Unfortunately quite a few sentences, but it is what it is. I’ve taken care of those.

“In total, the material consists of approximately 700,000 translation pairs/sentence pairs.” sounds very promising indeed. License seems fine as well. I think importing those would be great. You might want to have a look at the bulk import process though, as going through Sentence Collector with that many sentences is not really efficient. See “Bulk submission” at https://common-voice.github.io/community-playbook/sub_pages/text.html.

I did a quick scan through polish sentences and found some unwanted sources from opensubtitles:

“source”: “Open Subtitles: https://www.opensubtitles.org/pl/subtitles/7665545/z-nation-at-all-cost-pl”,
“source”: “https://www.opensubtitles.org/pl/subtitles/7716578/the-100-sanctum-pl”,
“source”: “https://www.opensubtitles.org/pl/subtitles/7719533/guava-island-pl”,
“source”: “https://www.opensubtitles.org/pl/subtitles/7723395/the-orville-sanctuary-pl”,
“source”: “https://www.opensubtitles.org/pl/subtitles/7724670/brooklyn-nine-nine-he-said-she-said-pl”,
“source”: “open subtitles”,
“source”: “opensubtitles and project gutenberg”,
“source”: “opensubtitles.org”,

Thanks. I’ve taken care of this.

In Toki Pona (tok), there are some sentences credited to http://tokisoweli.blogspot.com/, which doesn’t mention any specific rights other than “mi pana e sitelen ali mi tawa jan ale.” (“I give all my writings to everyone.”).

Thanks for reporting.

@heyhillary is this enough for us or should I remove those sentences?

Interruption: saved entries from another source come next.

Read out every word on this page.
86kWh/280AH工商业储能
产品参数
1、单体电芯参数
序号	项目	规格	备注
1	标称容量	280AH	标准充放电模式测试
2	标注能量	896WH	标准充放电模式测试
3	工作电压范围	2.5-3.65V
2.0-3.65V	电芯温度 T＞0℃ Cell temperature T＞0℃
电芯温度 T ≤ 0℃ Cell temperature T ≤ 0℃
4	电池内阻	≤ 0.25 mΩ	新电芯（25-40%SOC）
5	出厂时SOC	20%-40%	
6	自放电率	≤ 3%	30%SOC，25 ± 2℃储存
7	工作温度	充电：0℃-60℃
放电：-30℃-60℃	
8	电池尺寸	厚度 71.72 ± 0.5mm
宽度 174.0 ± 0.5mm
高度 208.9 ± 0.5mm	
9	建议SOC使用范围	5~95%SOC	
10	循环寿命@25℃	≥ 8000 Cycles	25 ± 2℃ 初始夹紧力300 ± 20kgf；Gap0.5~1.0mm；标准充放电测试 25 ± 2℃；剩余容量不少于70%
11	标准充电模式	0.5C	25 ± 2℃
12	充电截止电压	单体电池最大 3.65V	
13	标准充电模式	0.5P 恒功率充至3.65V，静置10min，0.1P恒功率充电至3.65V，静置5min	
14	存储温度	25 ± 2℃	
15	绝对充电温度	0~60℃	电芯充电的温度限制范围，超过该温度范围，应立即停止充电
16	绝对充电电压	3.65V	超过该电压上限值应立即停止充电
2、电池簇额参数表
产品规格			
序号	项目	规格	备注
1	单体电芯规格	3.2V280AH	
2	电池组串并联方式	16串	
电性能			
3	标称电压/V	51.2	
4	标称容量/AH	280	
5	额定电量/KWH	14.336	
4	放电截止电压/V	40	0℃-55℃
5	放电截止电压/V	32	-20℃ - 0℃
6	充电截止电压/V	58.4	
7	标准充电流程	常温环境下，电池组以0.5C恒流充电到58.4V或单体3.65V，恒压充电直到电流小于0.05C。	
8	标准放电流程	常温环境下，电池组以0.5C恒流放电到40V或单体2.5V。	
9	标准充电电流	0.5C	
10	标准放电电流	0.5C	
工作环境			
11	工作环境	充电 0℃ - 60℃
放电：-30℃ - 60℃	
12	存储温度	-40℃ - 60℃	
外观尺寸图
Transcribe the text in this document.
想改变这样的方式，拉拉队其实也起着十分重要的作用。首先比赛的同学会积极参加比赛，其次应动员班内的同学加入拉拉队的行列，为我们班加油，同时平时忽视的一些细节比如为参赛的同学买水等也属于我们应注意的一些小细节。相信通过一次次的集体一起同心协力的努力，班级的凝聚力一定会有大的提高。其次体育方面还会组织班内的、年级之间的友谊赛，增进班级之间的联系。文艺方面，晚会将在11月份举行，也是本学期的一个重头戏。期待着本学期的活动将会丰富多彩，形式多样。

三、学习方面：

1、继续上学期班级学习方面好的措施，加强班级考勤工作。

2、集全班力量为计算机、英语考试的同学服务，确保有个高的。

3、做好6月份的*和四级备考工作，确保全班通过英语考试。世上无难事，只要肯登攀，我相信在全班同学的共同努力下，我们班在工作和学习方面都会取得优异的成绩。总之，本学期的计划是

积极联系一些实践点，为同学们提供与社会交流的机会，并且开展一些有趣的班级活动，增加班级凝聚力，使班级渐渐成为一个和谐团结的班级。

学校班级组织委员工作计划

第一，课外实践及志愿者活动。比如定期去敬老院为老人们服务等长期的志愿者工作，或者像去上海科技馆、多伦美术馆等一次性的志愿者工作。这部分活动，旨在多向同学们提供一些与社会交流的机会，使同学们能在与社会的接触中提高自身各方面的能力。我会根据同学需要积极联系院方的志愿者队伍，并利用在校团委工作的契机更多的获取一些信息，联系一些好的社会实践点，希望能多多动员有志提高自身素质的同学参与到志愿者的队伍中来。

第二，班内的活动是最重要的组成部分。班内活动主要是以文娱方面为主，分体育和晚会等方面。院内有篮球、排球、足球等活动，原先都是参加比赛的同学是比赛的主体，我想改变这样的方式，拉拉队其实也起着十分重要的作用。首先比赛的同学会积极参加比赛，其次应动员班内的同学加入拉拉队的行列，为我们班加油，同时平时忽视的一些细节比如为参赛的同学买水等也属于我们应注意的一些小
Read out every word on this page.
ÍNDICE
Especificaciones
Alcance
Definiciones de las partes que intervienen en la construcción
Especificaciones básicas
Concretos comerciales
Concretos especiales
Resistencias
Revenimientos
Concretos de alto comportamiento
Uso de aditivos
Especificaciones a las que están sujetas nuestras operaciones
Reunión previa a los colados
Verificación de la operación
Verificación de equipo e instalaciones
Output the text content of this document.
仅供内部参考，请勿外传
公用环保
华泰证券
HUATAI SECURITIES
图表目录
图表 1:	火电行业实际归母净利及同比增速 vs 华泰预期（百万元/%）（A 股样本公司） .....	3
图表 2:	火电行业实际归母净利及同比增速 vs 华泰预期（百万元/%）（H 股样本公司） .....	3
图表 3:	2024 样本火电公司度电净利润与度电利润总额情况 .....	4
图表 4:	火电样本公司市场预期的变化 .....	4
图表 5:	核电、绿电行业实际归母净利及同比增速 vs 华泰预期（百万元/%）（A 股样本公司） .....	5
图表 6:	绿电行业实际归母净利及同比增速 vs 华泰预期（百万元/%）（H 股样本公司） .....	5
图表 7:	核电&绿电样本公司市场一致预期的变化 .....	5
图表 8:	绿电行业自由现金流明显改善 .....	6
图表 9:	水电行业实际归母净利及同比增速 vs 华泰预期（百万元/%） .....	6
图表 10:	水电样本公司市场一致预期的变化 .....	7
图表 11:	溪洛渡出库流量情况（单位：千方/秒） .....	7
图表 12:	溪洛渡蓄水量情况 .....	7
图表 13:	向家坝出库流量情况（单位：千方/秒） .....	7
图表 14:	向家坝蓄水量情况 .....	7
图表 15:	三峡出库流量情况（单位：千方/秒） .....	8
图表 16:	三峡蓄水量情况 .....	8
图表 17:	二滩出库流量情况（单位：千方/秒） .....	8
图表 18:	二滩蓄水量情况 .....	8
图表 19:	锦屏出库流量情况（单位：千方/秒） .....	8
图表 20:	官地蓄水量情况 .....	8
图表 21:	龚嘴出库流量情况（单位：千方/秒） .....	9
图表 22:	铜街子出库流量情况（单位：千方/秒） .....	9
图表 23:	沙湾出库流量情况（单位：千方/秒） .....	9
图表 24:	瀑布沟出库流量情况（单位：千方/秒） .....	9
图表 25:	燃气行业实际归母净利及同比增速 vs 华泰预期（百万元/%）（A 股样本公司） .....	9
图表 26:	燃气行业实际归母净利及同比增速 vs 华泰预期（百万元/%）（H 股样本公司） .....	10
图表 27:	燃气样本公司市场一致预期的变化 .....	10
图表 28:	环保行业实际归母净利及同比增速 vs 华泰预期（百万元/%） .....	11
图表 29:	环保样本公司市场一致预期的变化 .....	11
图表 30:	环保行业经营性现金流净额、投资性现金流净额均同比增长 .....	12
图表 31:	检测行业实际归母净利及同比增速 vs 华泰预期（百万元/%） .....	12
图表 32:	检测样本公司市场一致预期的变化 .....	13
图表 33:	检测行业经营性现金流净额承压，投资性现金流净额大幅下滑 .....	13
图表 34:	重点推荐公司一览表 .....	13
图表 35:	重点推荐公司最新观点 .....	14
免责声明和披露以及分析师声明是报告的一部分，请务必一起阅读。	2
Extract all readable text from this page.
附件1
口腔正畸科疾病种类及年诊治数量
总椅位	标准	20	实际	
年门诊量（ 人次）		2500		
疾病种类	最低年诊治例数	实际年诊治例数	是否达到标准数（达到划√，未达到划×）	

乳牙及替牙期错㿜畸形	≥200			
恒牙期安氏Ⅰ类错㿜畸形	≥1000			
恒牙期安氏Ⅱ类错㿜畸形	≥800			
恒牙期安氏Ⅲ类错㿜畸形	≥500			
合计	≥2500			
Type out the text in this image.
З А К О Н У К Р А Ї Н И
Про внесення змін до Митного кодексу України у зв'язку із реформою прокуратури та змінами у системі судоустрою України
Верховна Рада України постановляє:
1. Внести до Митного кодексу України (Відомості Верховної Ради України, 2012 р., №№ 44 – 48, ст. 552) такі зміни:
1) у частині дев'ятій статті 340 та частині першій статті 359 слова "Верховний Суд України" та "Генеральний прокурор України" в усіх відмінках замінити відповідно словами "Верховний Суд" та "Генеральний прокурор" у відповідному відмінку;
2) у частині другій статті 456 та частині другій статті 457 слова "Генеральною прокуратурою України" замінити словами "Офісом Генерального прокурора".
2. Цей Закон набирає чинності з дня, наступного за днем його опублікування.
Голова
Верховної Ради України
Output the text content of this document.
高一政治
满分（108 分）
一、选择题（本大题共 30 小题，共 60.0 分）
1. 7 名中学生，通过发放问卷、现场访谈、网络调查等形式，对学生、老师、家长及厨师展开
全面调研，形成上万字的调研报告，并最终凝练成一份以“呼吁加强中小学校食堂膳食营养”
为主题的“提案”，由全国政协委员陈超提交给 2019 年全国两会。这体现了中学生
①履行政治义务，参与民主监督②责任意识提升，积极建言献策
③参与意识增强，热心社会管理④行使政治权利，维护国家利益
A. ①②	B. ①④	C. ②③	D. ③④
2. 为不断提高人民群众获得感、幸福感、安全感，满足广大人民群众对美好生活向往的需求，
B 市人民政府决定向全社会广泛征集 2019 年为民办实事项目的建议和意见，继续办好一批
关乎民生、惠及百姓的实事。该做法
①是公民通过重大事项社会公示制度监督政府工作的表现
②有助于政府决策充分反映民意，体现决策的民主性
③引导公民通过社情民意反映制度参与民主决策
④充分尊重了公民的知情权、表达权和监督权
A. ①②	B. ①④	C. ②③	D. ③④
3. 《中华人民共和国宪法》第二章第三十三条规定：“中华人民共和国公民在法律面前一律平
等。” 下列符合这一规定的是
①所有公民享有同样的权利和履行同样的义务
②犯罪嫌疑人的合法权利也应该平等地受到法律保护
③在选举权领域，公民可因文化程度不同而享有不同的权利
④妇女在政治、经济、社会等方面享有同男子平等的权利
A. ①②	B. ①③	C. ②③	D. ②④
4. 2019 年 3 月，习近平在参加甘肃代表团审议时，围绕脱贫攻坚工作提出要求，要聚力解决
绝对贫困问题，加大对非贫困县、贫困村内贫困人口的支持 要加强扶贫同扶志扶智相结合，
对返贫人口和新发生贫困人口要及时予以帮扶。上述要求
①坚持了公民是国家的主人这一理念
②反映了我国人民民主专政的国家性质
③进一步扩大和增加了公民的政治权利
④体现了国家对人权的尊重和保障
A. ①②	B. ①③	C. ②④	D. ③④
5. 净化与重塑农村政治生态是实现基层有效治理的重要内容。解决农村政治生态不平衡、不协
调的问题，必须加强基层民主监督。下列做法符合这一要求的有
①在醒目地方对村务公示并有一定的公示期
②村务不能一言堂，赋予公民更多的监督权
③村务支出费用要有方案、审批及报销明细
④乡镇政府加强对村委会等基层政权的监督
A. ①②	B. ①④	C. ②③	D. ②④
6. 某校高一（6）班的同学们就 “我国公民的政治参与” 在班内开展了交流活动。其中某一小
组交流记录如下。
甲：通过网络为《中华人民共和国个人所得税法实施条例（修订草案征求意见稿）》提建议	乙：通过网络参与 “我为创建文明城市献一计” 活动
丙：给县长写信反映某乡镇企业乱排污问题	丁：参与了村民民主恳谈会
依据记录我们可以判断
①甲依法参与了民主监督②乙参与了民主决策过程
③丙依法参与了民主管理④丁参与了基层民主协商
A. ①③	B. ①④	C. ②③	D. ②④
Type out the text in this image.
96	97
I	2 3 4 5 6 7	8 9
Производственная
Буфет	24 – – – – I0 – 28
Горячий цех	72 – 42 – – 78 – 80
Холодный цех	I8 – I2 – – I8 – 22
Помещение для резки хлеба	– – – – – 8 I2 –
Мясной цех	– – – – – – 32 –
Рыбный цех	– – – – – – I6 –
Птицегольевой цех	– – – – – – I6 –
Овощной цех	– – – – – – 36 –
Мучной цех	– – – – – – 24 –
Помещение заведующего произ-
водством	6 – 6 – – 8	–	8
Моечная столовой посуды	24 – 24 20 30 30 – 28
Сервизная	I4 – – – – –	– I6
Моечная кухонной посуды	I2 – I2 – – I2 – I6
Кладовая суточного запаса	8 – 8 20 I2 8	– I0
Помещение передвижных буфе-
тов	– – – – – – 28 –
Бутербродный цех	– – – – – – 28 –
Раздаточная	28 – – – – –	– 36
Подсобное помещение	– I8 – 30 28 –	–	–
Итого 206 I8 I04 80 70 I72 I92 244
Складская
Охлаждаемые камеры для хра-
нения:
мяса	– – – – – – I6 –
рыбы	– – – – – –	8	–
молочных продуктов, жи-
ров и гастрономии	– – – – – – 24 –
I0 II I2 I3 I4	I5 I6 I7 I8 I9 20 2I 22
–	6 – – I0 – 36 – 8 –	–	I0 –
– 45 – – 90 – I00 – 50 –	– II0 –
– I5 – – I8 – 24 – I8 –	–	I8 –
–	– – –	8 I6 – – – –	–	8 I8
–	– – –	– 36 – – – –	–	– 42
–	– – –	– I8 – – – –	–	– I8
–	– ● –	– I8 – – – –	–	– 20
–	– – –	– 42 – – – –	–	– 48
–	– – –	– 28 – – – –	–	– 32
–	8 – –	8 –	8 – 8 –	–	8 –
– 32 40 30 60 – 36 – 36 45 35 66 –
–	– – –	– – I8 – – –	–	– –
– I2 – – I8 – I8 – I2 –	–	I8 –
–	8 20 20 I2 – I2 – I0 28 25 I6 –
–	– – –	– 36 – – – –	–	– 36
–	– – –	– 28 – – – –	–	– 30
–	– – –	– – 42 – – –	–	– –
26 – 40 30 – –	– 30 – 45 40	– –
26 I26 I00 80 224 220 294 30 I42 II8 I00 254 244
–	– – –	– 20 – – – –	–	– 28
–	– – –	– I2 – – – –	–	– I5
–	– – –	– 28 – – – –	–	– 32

Based on the CC0 waiver process, this wouldn’t be enough.

By any chance @Sobsz are you in contact with the author ? So they could formally dedicate their works under cc0 ?

The author hasn’t posted publicly on the internet since 2019, so contact is unlikely. We’re doing well in terms of sentence count, though, so it’s not a big loss.

This now has been taken care of by deleting these sentences.

Please consider removing with other sentences by searching root path “https://www.studylight.org/bible/kor”, since I can see many more.
Thank you.

Thanks. I’m sceptical whether those really are copyrighted. Before I delete those, I would like to know more. @heyhillary can you have a look at this please? Thanks!

Oh sorry, I checked it again and It looks like fine, these look like copyright-expired version of translation.

I misunderstood because these sentence look like most recent version of bible translation (which is still covered by copyright), since these sentences are weird like it. These translations are not expressed in every-day expressions, which makes very difficult to read and understand it.

  • korean bible society - copyright notice (korean) - this translation, “성경전서 개역한글판” is listed as expired at 2011-12-31.
  • Most used edition by Presbyterianism in S. Korea is revised translation of it, “성경전서 개역개정판”, 4th edition, which is still covered by copyright (1st edition: 1998-08-31~, 70 years from it).

This translation is almost same, at least to me (side-by-side view - press “읽기”), since these share same property - nonnatural and old expressions. Sentences like these are never used in everyday speaking and writing, even in books.